Some studies have indicated that poor cerebral perfusion is related to unfavourable functional outcomes, precipitating strokes and other vascular events, which are often responsible for high mortality rates. External counterpulsation (ECP) is a non-invasive and acceptable method which is known to improve perfusion of the brain. It provides pressure to the calves, thighs and buttocks by means of air-filled cuffs. This helps to increase blood flow to the heart, brain and kidneys. This review identified two randomised controlled trials (RCTs) of ECP involving 160 participants with acute ischaemic stroke. There is no convincing evidence to support the routine use of ECP for the treatment of patients with acute ischaemic stroke. Further high-quality and large-scale RCTs are needed.

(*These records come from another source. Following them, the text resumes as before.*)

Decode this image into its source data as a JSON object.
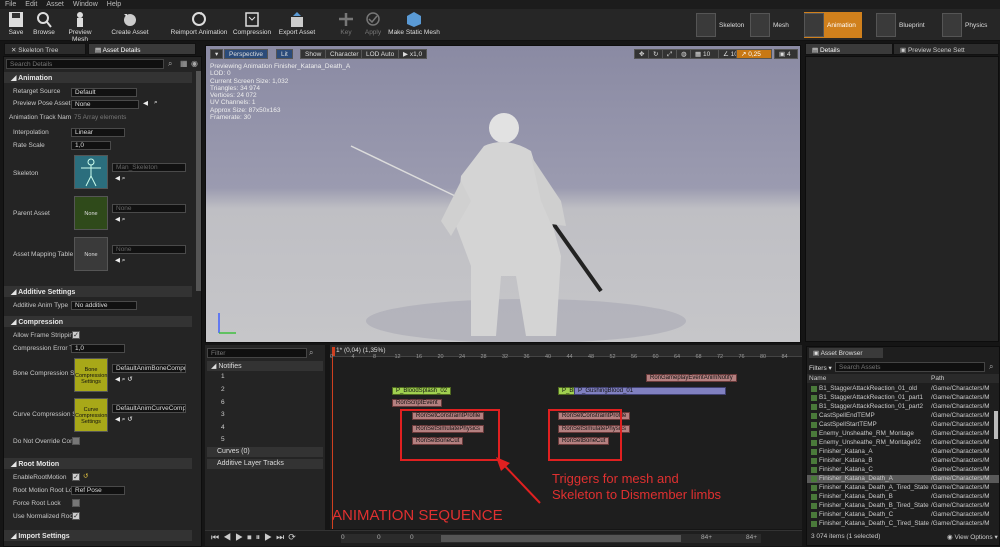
{
  "menu": [
    "File",
    "Edit",
    "Asset",
    "Window",
    "Help"
  ],
  "toolbar": {
    "save": "Save",
    "browse": "Browse",
    "preview_mesh": "Preview Mesh",
    "create_asset": "Create Asset",
    "reimport": "Reimport Animation",
    "compression": "Compression",
    "export": "Export Asset",
    "key": "Key",
    "apply": "Apply",
    "make_static": "Make Static Mesh"
  },
  "modes": {
    "skeleton": "Skeleton",
    "mesh": "Mesh",
    "animation": "Animation",
    "blueprint": "Blueprint",
    "physics": "Physics"
  },
  "tabs": {
    "skeleton_tree": "Skeleton Tree",
    "asset_details": "Asset Details",
    "details": "Details",
    "preview_scene": "Preview Scene Sett",
    "asset_browser": "Asset Browser"
  },
  "details": {
    "search_placeholder": "Search Details",
    "animation_cat": "Animation",
    "retarget_label": "Retarget Source",
    "retarget_value": "Default",
    "preview_pose_label": "Preview Pose Asset",
    "preview_pose_value": "None",
    "track_names_label": "Animation Track Nam",
    "track_names_value": "75 Array elements",
    "interpolation_label": "Interpolation",
    "interpolation_value": "Linear",
    "rate_scale_label": "Rate Scale",
    "rate_scale_value": "1,0",
    "skeleton_label": "Skeleton",
    "skeleton_value": "Man_Skeleton",
    "parent_label": "Parent Asset",
    "parent_value": "None",
    "parent_thumb": "None",
    "mapping_label": "Asset Mapping Table",
    "mapping_value": "None",
    "mapping_thumb": "None",
    "additive_cat": "Additive Settings",
    "additive_type_label": "Additive Anim Type",
    "additive_type_value": "No additive",
    "compression_cat": "Compression",
    "allow_strip_label": "Allow Frame Stripping",
    "comp_error_label": "Compression Error Th",
    "comp_error_value": "1,0",
    "bone_comp_label": "Bone Compression Se",
    "bone_comp_value": "DefaultAnimBoneCompre",
    "bone_comp_thumb": "Bone Compression Settings",
    "curve_comp_label": "Curve Compression S",
    "curve_comp_value": "DefaultAnimCurveCompre",
    "curve_comp_thumb": "Curve Compression Settings",
    "no_override_label": "Do Not Override Comp",
    "root_cat": "Root Motion",
    "enable_root_label": "EnableRootMotion",
    "root_lock_label": "Root Motion Root Loc",
    "root_lock_value": "Ref Pose",
    "force_lock_label": "Force Root Lock",
    "use_norm_label": "Use Normalized Root",
    "import_cat": "Import Settings"
  },
  "viewport": {
    "perspective": "Perspective",
    "lit": "Lit",
    "show": "Show",
    "character": "Character",
    "lod": "LOD Auto",
    "speed": "x1,0",
    "grid_val": "10",
    "angle_val": "10°",
    "scale_val": "0,25",
    "cam_val": "4",
    "stats": [
      "Previewing Animation Finisher_Katana_Death_A",
      "LOD: 0",
      "Current Screen Size: 1,032",
      "Triangles: 34 974",
      "Vertices: 24 072",
      "UV Channels: 1",
      "Approx Size: 87x50x163",
      "Framerate: 30"
    ]
  },
  "timeline": {
    "filter_placeholder": "Filter",
    "notifies": "Notifies",
    "tracks": [
      "1",
      "2",
      "6",
      "3",
      "4",
      "5"
    ],
    "curves": "Curves",
    "curves_count": "(0)",
    "additive_tracks": "Additive Layer Tracks",
    "frame_info": "1* (0,04) (1,35%)",
    "ruler": [
      "0",
      "4",
      "8",
      "12",
      "16",
      "20",
      "24",
      "28",
      "32",
      "36",
      "40",
      "44",
      "48",
      "52",
      "56",
      "60",
      "64",
      "68",
      "72",
      "76",
      "80",
      "84"
    ],
    "notifies_left": [
      "P_BloodSplash_02",
      "RonScriptEvent",
      "RonSetConstraintProfile",
      "RonSetSimulatePhysics",
      "RonSetBoneCut"
    ],
    "notifies_right": [
      "P_Bl",
      "P_GushingBlood_01",
      "RonSetConstraintProfile",
      "RonSetSimulatePhysics",
      "RonSetBoneCut"
    ],
    "gameplay_notify": "RonGameplayEventAnimNotify",
    "bottom_nums": [
      "0",
      "0",
      "0",
      "0",
      "84+",
      "84+"
    ]
  },
  "annotations": {
    "triggers": "Triggers for mesh and Skeleton to Dismember limbs",
    "sequence": "ANIMATION SEQUENCE"
  },
  "asset_browser": {
    "filters": "Filters",
    "search_placeholder": "Search Assets",
    "col_name": "Name",
    "col_path": "Path",
    "rows": [
      {
        "name": "B1_StaggerAttackReaction_01_old",
        "path": "/Game/Characters/M"
      },
      {
        "name": "B1_StaggerAttackReaction_01_part1",
        "path": "/Game/Characters/M"
      },
      {
        "name": "B1_StaggerAttackReaction_01_part2",
        "path": "/Game/Characters/M"
      },
      {
        "name": "CastSpellEndTEMP",
        "path": "/Game/Characters/M"
      },
      {
        "name": "CastSpellStartTEMP",
        "path": "/Game/Characters/M"
      },
      {
        "name": "Enemy_Unsheathe_RM_Montage",
        "path": "/Game/Characters/M"
      },
      {
        "name": "Enemy_Unsheathe_RM_Montage02",
        "path": "/Game/Characters/M"
      },
      {
        "name": "Finisher_Katana_A",
        "path": "/Game/Characters/M"
      },
      {
        "name": "Finisher_Katana_B",
        "path": "/Game/Characters/M"
      },
      {
        "name": "Finisher_Katana_C",
        "path": "/Game/Characters/M"
      },
      {
        "name": "Finisher_Katana_Death_A",
        "path": "/Game/Characters/M"
      },
      {
        "name": "Finisher_Katana_Death_A_Tired_State",
        "path": "/Game/Characters/M"
      },
      {
        "name": "Finisher_Katana_Death_B",
        "path": "/Game/Characters/M"
      },
      {
        "name": "Finisher_Katana_Death_B_Tired_State",
        "path": "/Game/Characters/M"
      },
      {
        "name": "Finisher_Katana_Death_C",
        "path": "/Game/Characters/M"
      },
      {
        "name": "Finisher_Katana_Death_C_Tired_State",
        "path": "/Game/Characters/M"
      }
    ],
    "count": "3 074 items (1 selected)",
    "view_options": "View Options"
  }
}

The methodological quality of the included studies was poor, and reliable conclusions could not be drawn from the present data. High-quality and large-scale RCTs are needed.
External counterpulsation (ECP) may improve cerebral blood flow, and it has been proposed as a potential therapy for patients with ischaemic stroke.
To assess the efficacy and safety of ECP for acute ischaemic stroke.
We searched the Cochrane Stroke Group Trials Register (June 2011), Cochrane Central Register of Controlled Trials (CENTRAL) (The Cochrane Library, 2011 Issue 2), MEDLINE (1948 to June 2011), EMBASE (1980 to June 2011), CINAHL (1982 to June 2011), AMED (Allied and Complementary Medicine) (1985 to June 2011), China Biological Medicine Database (CBM) (1978 to June 2011), Chinese National Knowledge Infrastructure (CNKI) (1979 to June 2011), Chinese Science and Technique Journals Database (VIP) (1989 to June 2011) and Wanfang Data (1984 to June 2011). We also searched ongoing trials registers, reference lists and relevant conference proceedings and contacted authors and manufacturers of external counterpulsation devices.
Randomised controlled trials (RCTs) in which ECP (started within seven days of stroke onset) was compared with sham treatment or no treatment, or ECP plus routine treatment was compared with routine treatment alone, in patients with acute ischaemic stroke.
Two review authors independently assessed trial quality and extracted data, checked for adverse events data and contacted trialists for missing information.
We included two trials involving 160 patients. Numbers of death or dependent patients at the end of at least three months follow-up were not reported in either of the included trials. The outcome measure used in the included trials was only the number of participants with improvement of neurological impairment after treatment according to the Modified Edinburgh-Scandinavian Stroke Scale (MESSS) or self-making criteria. ECP was associated with a significant increase in the number of participants whose neurological impairment improved (risk ratio (RR) 1.75, 95% confidence interval (CI) 1.37 to 2.23). Only one trial reported no adverse events.